In December Total Personal Income rose by 0.5%, or by a total of $61.3 billion, above the consensus expectations for a 0.4% rise. In November personal income rose by just $7.4 billion, so we had a very significant acceleration. Personal spending (Personal Consumption Expenditures) fell by $2.0 billion or less than 0.1%. In November personal spending rose by $11.4 billion or slightly less than 0.1%.
If income rises more than spending, it means the savings rate is rising. It climbed to 4.0% from 3.5%. That is still a low rate relative to both the long sweep of history and versus other major economies. It is however sharply higher than the near zero rates that were the norm before the Great Recession hit. Over the long term, a higher savings rate is a very good thing, however a rising savings rate acts as a brake on the economy. It means that the marginal propensity to save is far higher than the average propensity to save.
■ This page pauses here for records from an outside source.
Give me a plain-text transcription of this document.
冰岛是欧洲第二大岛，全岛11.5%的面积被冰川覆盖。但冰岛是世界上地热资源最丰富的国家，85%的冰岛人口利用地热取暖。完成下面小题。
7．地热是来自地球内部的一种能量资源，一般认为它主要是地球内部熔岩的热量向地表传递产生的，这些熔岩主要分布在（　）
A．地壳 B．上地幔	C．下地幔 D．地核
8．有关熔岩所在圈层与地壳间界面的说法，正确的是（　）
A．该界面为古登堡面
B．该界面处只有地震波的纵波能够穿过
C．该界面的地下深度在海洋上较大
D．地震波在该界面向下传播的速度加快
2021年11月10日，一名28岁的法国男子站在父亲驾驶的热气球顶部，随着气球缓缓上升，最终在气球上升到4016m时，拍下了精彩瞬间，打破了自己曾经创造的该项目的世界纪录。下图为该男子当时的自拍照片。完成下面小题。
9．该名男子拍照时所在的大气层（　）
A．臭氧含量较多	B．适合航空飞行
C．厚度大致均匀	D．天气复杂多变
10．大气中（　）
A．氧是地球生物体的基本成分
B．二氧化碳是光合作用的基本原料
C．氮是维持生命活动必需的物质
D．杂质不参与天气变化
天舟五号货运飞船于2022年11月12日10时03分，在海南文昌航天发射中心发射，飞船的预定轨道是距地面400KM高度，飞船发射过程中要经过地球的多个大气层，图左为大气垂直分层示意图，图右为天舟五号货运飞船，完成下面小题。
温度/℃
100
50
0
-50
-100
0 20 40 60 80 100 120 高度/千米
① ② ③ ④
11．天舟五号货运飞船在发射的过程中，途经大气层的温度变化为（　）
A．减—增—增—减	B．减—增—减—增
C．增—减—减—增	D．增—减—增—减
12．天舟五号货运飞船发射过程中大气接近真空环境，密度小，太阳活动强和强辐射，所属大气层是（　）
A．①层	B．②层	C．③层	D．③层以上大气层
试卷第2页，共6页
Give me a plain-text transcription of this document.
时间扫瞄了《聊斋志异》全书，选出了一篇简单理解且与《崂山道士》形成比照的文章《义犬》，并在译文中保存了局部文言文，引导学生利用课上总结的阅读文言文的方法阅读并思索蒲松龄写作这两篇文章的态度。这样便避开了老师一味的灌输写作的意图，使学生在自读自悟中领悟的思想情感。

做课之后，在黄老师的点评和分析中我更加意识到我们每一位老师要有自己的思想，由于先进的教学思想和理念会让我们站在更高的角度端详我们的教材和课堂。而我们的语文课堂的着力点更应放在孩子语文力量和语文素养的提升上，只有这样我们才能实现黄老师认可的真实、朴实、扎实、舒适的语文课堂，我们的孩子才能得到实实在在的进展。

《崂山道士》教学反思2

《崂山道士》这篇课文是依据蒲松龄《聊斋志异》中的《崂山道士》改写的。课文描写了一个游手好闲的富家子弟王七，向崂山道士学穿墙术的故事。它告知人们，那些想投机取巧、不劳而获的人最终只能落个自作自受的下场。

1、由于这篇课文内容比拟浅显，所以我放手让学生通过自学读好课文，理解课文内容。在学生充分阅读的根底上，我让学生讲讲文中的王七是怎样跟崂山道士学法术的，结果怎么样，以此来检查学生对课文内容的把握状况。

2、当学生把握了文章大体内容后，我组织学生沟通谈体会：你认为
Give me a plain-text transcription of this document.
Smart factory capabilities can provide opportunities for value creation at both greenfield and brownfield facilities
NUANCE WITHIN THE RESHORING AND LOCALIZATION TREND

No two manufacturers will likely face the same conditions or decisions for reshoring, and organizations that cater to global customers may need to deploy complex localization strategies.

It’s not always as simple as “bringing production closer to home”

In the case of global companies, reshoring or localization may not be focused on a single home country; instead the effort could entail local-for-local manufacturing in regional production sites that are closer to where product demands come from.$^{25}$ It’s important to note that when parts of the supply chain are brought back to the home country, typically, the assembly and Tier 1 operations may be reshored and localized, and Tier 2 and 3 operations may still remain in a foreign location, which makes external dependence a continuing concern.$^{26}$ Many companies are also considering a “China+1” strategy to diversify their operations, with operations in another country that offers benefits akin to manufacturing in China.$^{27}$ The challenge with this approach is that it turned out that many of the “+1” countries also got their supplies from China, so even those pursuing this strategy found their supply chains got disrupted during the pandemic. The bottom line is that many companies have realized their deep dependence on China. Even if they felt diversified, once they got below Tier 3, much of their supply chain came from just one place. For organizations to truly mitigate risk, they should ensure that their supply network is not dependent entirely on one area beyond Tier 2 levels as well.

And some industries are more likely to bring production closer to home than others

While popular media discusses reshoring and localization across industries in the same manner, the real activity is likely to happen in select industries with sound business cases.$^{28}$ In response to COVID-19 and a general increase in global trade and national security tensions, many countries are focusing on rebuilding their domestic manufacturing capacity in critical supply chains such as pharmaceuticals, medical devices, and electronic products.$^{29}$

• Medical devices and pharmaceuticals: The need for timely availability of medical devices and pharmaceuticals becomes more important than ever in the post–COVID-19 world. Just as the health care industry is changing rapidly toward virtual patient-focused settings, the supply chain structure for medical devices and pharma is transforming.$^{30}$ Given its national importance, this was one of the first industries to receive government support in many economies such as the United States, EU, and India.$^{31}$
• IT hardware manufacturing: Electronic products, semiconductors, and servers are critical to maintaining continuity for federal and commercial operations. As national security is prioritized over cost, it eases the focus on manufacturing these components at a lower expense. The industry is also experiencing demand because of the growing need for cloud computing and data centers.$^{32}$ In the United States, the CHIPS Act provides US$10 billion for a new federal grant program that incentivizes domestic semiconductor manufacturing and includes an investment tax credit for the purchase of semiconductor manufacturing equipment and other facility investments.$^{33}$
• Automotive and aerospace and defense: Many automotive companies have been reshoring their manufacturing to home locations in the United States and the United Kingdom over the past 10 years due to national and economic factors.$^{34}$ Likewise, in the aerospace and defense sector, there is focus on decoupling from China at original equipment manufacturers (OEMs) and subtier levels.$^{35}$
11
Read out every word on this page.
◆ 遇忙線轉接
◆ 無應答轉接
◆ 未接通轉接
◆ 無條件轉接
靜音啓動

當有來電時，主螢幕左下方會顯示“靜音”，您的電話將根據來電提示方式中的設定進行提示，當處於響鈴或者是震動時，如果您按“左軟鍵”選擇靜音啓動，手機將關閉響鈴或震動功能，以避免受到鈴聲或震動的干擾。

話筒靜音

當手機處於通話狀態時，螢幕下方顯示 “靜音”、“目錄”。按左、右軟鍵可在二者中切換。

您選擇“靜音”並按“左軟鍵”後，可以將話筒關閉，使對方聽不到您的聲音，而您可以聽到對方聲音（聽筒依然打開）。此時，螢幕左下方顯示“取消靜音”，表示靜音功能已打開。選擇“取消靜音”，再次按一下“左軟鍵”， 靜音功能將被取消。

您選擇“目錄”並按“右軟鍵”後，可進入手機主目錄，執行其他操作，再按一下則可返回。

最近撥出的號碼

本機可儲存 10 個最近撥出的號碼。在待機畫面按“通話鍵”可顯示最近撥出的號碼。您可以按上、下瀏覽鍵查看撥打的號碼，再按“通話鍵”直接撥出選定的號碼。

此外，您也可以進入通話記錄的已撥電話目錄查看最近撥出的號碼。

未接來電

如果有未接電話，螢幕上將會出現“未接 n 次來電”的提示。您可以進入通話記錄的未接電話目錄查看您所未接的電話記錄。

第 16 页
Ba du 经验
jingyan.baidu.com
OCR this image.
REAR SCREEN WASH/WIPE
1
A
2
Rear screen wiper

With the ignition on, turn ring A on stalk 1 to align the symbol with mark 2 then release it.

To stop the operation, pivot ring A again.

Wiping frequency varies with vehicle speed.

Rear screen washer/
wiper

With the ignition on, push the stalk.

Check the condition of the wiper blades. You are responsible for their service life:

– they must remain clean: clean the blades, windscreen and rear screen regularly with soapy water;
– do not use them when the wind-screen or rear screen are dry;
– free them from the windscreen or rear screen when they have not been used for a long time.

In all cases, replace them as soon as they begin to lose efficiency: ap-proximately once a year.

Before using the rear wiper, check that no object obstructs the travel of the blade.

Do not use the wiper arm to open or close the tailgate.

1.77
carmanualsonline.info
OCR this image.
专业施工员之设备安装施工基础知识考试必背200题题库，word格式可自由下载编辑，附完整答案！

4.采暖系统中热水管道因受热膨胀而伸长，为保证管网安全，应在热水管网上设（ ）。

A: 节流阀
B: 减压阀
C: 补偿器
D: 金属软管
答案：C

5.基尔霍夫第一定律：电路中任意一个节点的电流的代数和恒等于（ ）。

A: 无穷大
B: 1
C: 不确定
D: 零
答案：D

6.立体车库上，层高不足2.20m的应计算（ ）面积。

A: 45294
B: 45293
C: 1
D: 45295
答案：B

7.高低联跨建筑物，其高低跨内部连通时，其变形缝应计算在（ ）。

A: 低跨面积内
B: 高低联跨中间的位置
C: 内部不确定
It is the marginal, not the average, propensity to save that governs the size of the multipliers.
The quality of income was very high. Wage and Salary income rose by 29.5 billion after actually falling by $1.4 billion in November. That was overwhelmingly due to private sector wages. Government wages rose by just $400 million (that is at all levels of government). Non-farm Proprietors income, a proxy for small business income rose by $5.8 billion after a rise of $3.5 billion in November. Income from assets was mixed. Interest income fell by $3.1 billion, matching its November decline. Yes there is a cost to the low interest rate policy being perused by the Fed. Dividend income on the other hand rose by $12.3 billion after a $2.6 billion rise in November.
Transfer income increased by $13.2 billion, a big increase over the $400 million rise in November. Higher Social Security payments were responsible for most of that, rising by $9.7 billion, up from a $1.2 billion rise in November.
The increase in income, and particularly the healthy composition of that rise is good news. The stagnation in spending is not. The rise in the savings rate does help shore up the foundations of the economy, but it is holding back the current rate of economic growth. All in all, not a bad report.